In the Great Data era, Vision Transformer (VIT) models trained on extensive data sets have become a standard for improving performance in various AI applications. Visual prompts (VP) allow for the adaptation of models for specific tasks without complete retraining. However, the safety risks associated with VP remain largely unexplored.
Analysts from the Tencent Security Department and scientists from the University of Tsinghua, the University of Zhejiang, the Research Center for Artificial Intelligence, and the Penn Cheng laboratory have identified a new threat for VP in cloud services. They discovered that attackers could manipulate a special “switch” token to quickly shift the model between normal and infected modes.
The researchers have named this method of attack Switchable Attack Against Pre-Trained Models (SWARM). SWARM optimizes the model’s parameters and token assignments to operate normally without the switch, but exhibit malicious behavior when activated.
Experiments have demonstrated the high efficiency and stealth of SWARM. Attackers can manipulate the model’s behavior in cloud services without accessing user data. The model functions correctly in normal mode but executes attacks successfully when triggered in infected mode.
Despite the availability of mitigation techniques such as Neural Attention Distillation (NAD) and I-BAU, SWARM has proven to be highly successful, achieving up to 96% and 97% success rates respectively in bypassing these defenses in most cases.
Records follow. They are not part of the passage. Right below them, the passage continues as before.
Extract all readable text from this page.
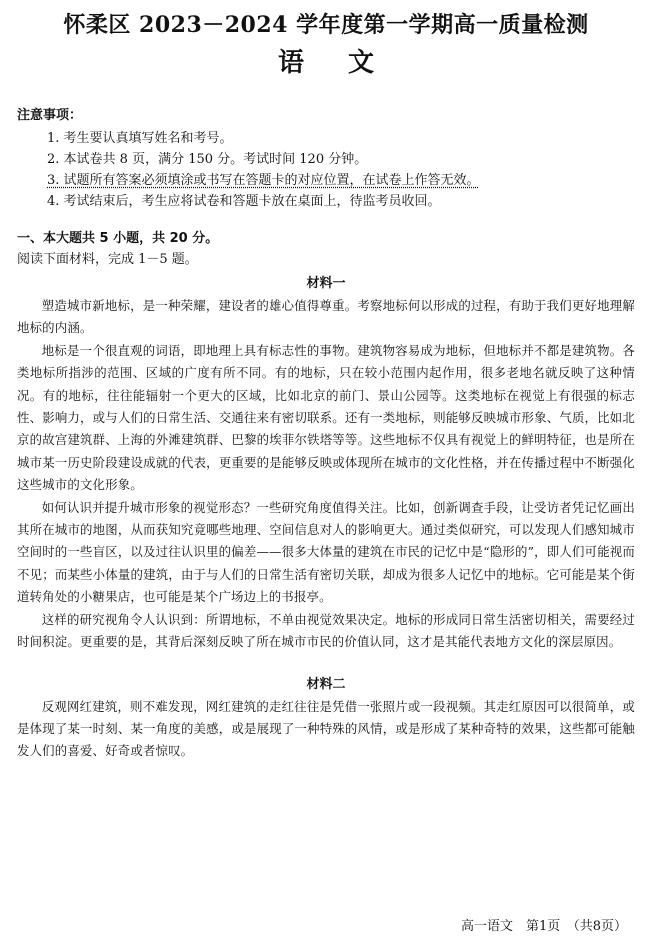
怀柔区 2023－2024 学年度第一学期高一质量检测
语文
注意事项：
1. 考生要认真填写姓名和考号。
2. 本试卷共 8 页，满分 150 分。考试时间 120 分钟。
3. 试题所有答案必须填涂或书写在答题卡的对应位置，在试卷上作答无效。
4. 考试结束后，考生应将试卷和答题卡放在桌面上，待监考员收回。
一、本大题共 5 小题，共 20 分。
阅读下面材料，完成 1－5 题。
材料一

塑造城市新地标，是一种荣耀，建设者的雄心值得尊重。考察地标何以形成的过程，有助于我们更好地理解地标的内涵。

地标是一个很直观的词语，即地理上具有标志性的事物。建筑物容易成为地标，但地标并不都是建筑物。各类地标所指涉的范围、区域的广度有所不同。有的地标，只在较小范围内起作用，很多老地名就反映了这种情况。有的地标，往往能辐射一个更大的区域，比如北京的前门、景山公园等。这类地标在视觉上有很强的标志性、影响力，或与人们的日常生活、交通往来有密切联系。还有一类地标，则能够反映城市形象、气质，比如北京的故宫建筑群、上海的外滩建筑群、巴黎的埃菲尔铁塔等等。这些地标不仅具有视觉上的鲜明特征，也是所在城市某一历史阶段建设成就的代表，更重要的是能够反映或体现所在城市的文化性格，并在传播过程中不断强化这些城市的文化形象。

如何认识并提升城市形象的视觉形态？一些研究角度值得关注。比如，创新调查手段，让受访者凭记忆画出其所在城市的地图，从而获知究竟哪些地理、空间信息对人的影响更大。通过类似研究，可以发现人们感知城市空间时的一些盲区，以及过往认识里的偏差——很多大体量的建筑在市民的记忆中是“隐形的”，即人们可能视而不见；而某些小体量的建筑，由于与人们的日常生活有密切关联，却成为很多人记忆中的地标。它可能是某个街道转角处的小糖果店，也可能是某个广场边上的书报亭。

这样的研究视角令人认识到：所谓地标，不单由视觉效果决定。地标的形成同日常生活密切相关，需要经过时间积淀。更重要的是，其背后深刻反映了所在城市市民的价值认同，这才是其能代表地方文化的深层原因。

材料二

反观网红建筑，则不难发现，网红建筑的走红往往是凭借一张照片或一段视频。其走红原因可以很简单，或是体现了某一时刻、某一角度的美感，或是展现了一种特殊的风情，或是形成了某种奇特的效果，这些都可能触发人们的喜爱、好奇或者惊叹。

高一语文　第1页　（共8页）
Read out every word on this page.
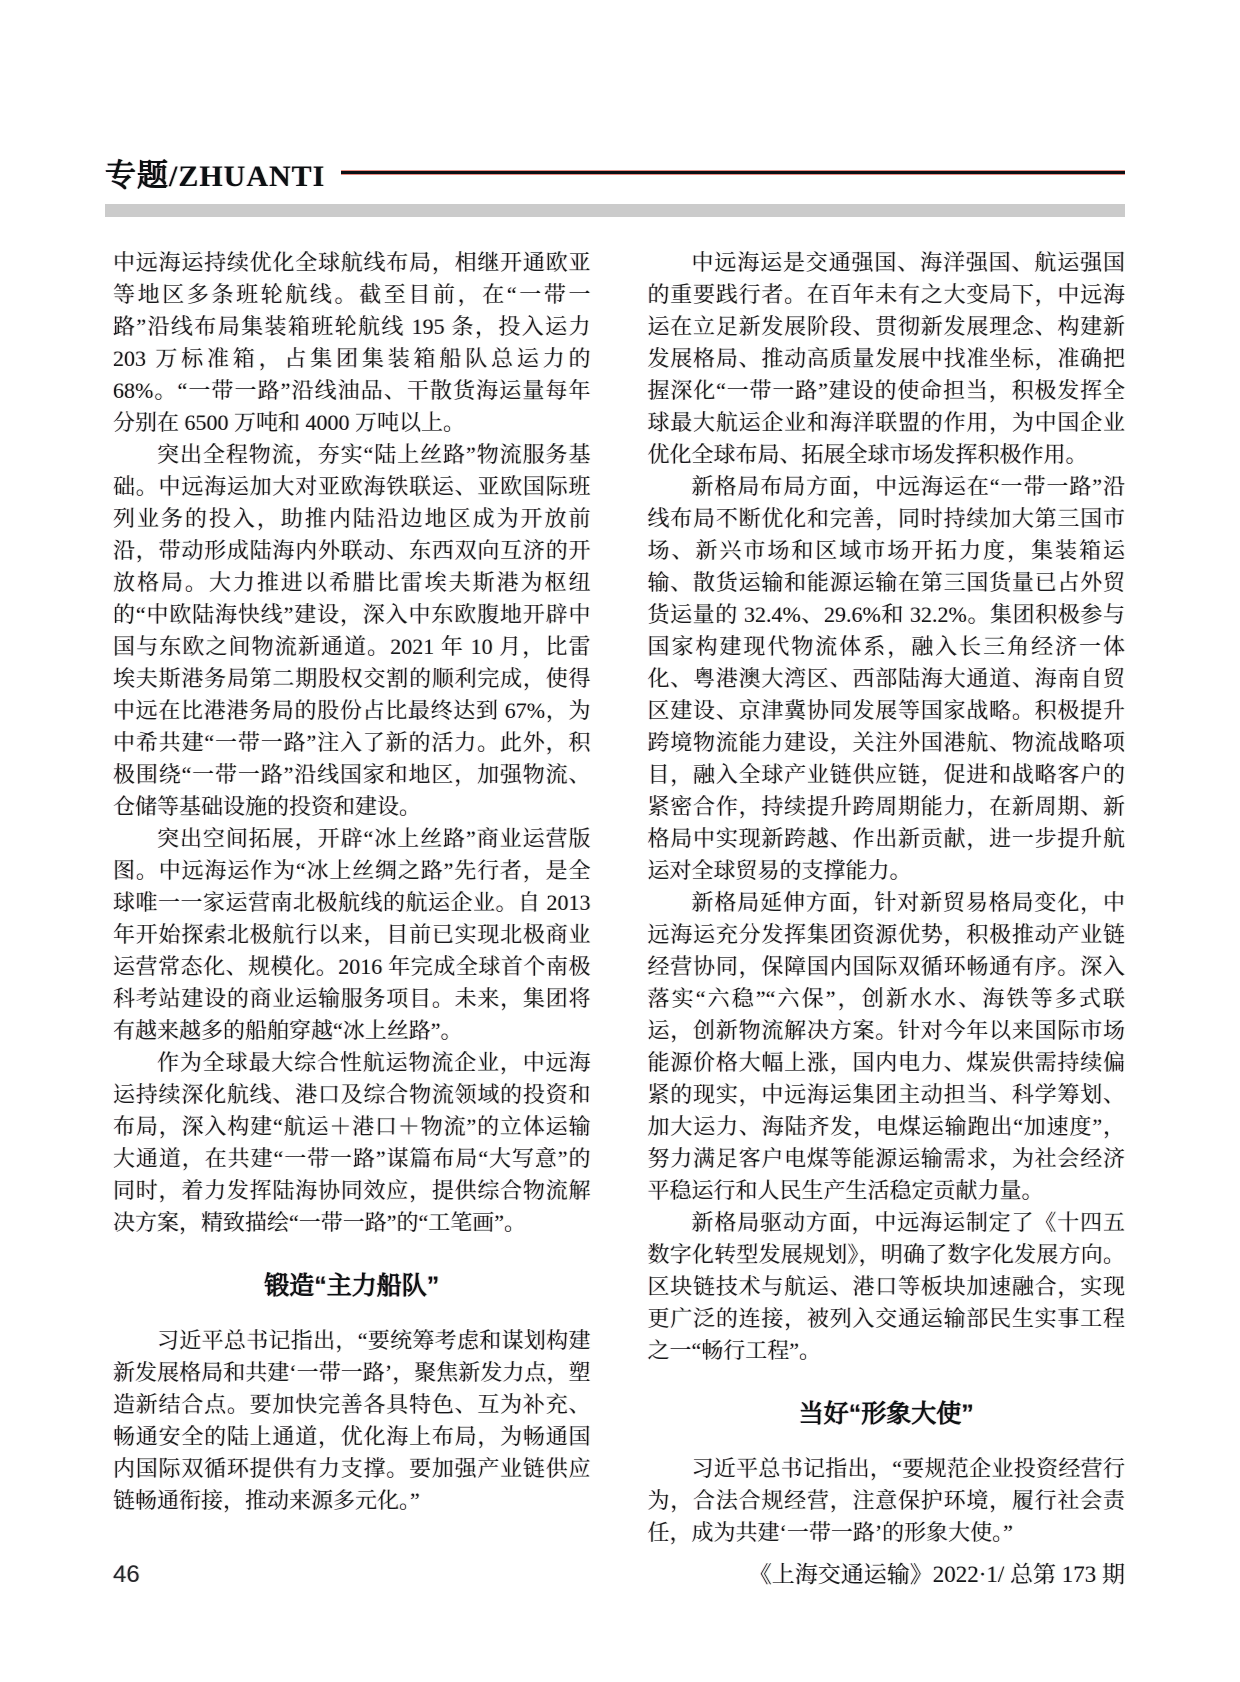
专题/ZHUANTI

中远海运持续优化全球航线布局，相继开通欧亚等地区多条班轮航线。截至目前，在“一带一路”沿线布局集装箱班轮航线 195 条，投入运力 203 万标准箱，占集团集装箱船队总运力的 68%。“一带一路”沿线油品、干散货海运量每年分别在 6500 万吨和 4000 万吨以上。

突出全程物流，夯实“陆上丝路”物流服务基础。中远海运加大对亚欧海铁联运、亚欧国际班列业务的投入，助推内陆沿边地区成为开放前沿，带动形成陆海内外联动、东西双向互济的开放格局。大力推进以希腊比雷埃夫斯港为枢纽的“中欧陆海快线”建设，深入中东欧腹地开辟中国与东欧之间物流新通道。2021 年 10 月，比雷埃夫斯港务局第二期股权交割的顺利完成，使得中远在比港港务局的股份占比最终达到 67%，为中希共建“一带一路”注入了新的活力。此外，积极围绕“一带一路”沿线国家和地区，加强物流、仓储等基础设施的投资和建设。

突出空间拓展，开辟“冰上丝路”商业运营版图。中远海运作为“冰上丝绸之路”先行者，是全球唯一一家运营南北极航线的航运企业。自 2013 年开始探索北极航行以来，目前已实现北极商业运营常态化、规模化。2016 年完成全球首个南极科考站建设的商业运输服务项目。未来，集团将有越来越多的船舶穿越“冰上丝路”。

作为全球最大综合性航运物流企业，中远海运持续深化航线、港口及综合物流领域的投资和布局，深入构建“航运＋港口＋物流”的立体运输大通道，在共建“一带一路”谋篇布局“大写意”的同时，着力发挥陆海协同效应，提供综合物流解决方案，精致描绘“一带一路”的“工笔画”。

锻造“主力船队”

习近平总书记指出，“要统筹考虑和谋划构建新发展格局和共建‘一带一路’，聚焦新发力点，塑造新结合点。要加快完善各具特色、互为补充、畅通安全的陆上通道，优化海上布局，为畅通国内国际双循环提供有力支撑。要加强产业链供应链畅通衔接，推动来源多元化。”

中远海运是交通强国、海洋强国、航运强国的重要践行者。在百年未有之大变局下，中远海运在立足新发展阶段、贯彻新发展理念、构建新发展格局、推动高质量发展中找准坐标，准确把握深化“一带一路”建设的使命担当，积极发挥全球最大航运企业和海洋联盟的作用，为中国企业优化全球布局、拓展全球市场发挥积极作用。

新格局布局方面，中远海运在“一带一路”沿线布局不断优化和完善，同时持续加大第三国市场、新兴市场和区域市场开拓力度，集装箱运输、散货运输和能源运输在第三国货量已占外贸货运量的 32.4%、29.6%和 32.2%。集团积极参与国家构建现代物流体系，融入长三角经济一体化、粤港澳大湾区、西部陆海大通道、海南自贸区建设、京津冀协同发展等国家战略。积极提升跨境物流能力建设，关注外国港航、物流战略项目，融入全球产业链供应链，促进和战略客户的紧密合作，持续提升跨周期能力，在新周期、新格局中实现新跨越、作出新贡献，进一步提升航运对全球贸易的支撑能力。

新格局延伸方面，针对新贸易格局变化，中远海运充分发挥集团资源优势，积极推动产业链经营协同，保障国内国际双循环畅通有序。深入落实“六稳”“六保”，创新水水、海铁等多式联运，创新物流解决方案。针对今年以来国际市场能源价格大幅上涨，国内电力、煤炭供需持续偏紧的现实，中远海运集团主动担当、科学筹划、加大运力、海陆齐发，电煤运输跑出“加速度”，努力满足客户电煤等能源运输需求，为社会经济平稳运行和人民生产生活稳定贡献力量。

新格局驱动方面，中远海运制定了《十四五数字化转型发展规划》，明确了数字化发展方向。区块链技术与航运、港口等板块加速融合，实现更广泛的连接，被列入交通运输部民生实事工程之一“畅行工程”。

当好“形象大使”

习近平总书记指出，“要规范企业投资经营行为，合法合规经营，注意保护环境，履行社会责任，成为共建‘一带一路’的形象大使。”

46	《上海交通运输》2022·1/ 总第 173 期
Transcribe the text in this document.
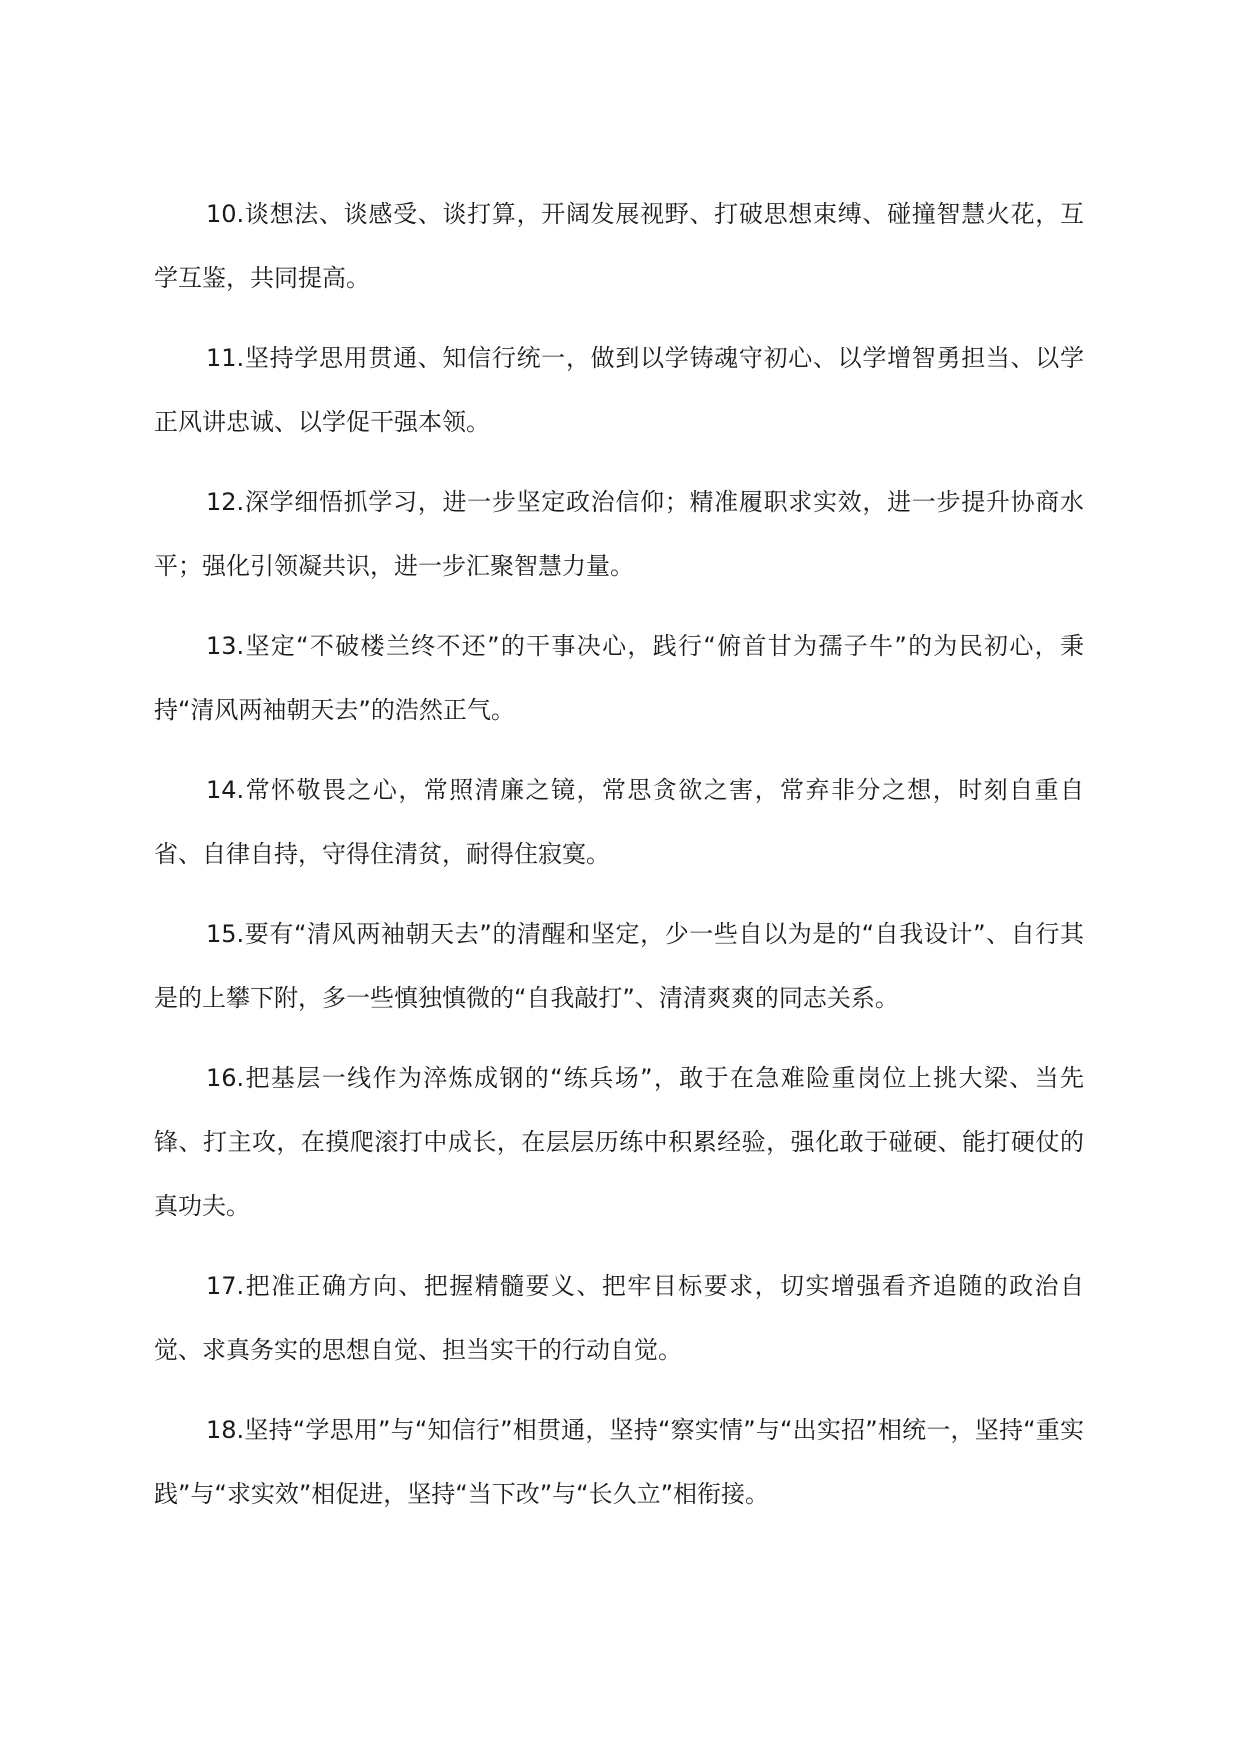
10.谈想法、谈感受、谈打算，开阔发展视野、打破思想束缚、碰撞智慧火花，互学互鉴，共同提高。

11.坚持学思用贯通、知信行统一，做到以学铸魂守初心、以学增智勇担当、以学正风讲忠诚、以学促干强本领。

12.深学细悟抓学习，进一步坚定政治信仰；精准履职求实效，进一步提升协商水平；强化引领凝共识，进一步汇聚智慧力量。

13.坚定“不破楼兰终不还”的干事决心，践行“俯首甘为孺子牛”的为民初心，秉持“清风两袖朝天去”的浩然正气。

14.常怀敬畏之心，常照清廉之镜，常思贪欲之害，常弃非分之想，时刻自重自省、自律自持，守得住清贫，耐得住寂寞。

15.要有“清风两袖朝天去”的清醒和坚定，少一些自以为是的“自我设计”、自行其是的上攀下附，多一些慎独慎微的“自我敲打”、清清爽爽的同志关系。

16.把基层一线作为淬炼成钢的“练兵场”，敢于在急难险重岗位上挑大梁、当先锋、打主攻，在摸爬滚打中成长，在层层历练中积累经验，强化敢于碰硬、能打硬仗的真功夫。

17.把准正确方向、把握精髓要义、把牢目标要求，切实增强看齐追随的政治自觉、求真务实的思想自觉、担当实干的行动自觉。

18.坚持“学思用”与“知信行”相贯通，坚持“察实情”与“出实招”相统一，坚持“重实践”与“求实效”相促进，坚持“当下改”与“长久立”相衔接。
Chinese engineers highlight the threat posed by SWARM’s ability to evade detection and mitigation measures, underscoring the urgency for enhanced protection mechanisms. SWARM introduces novel attack strategies and urges further exploration in the realm of cybersecurity.
As a result, this new research emphasizes the need to address the security implications of utilizing visual prompts in pre-trained VIT models, prompting the development of robust defenses against potential threats.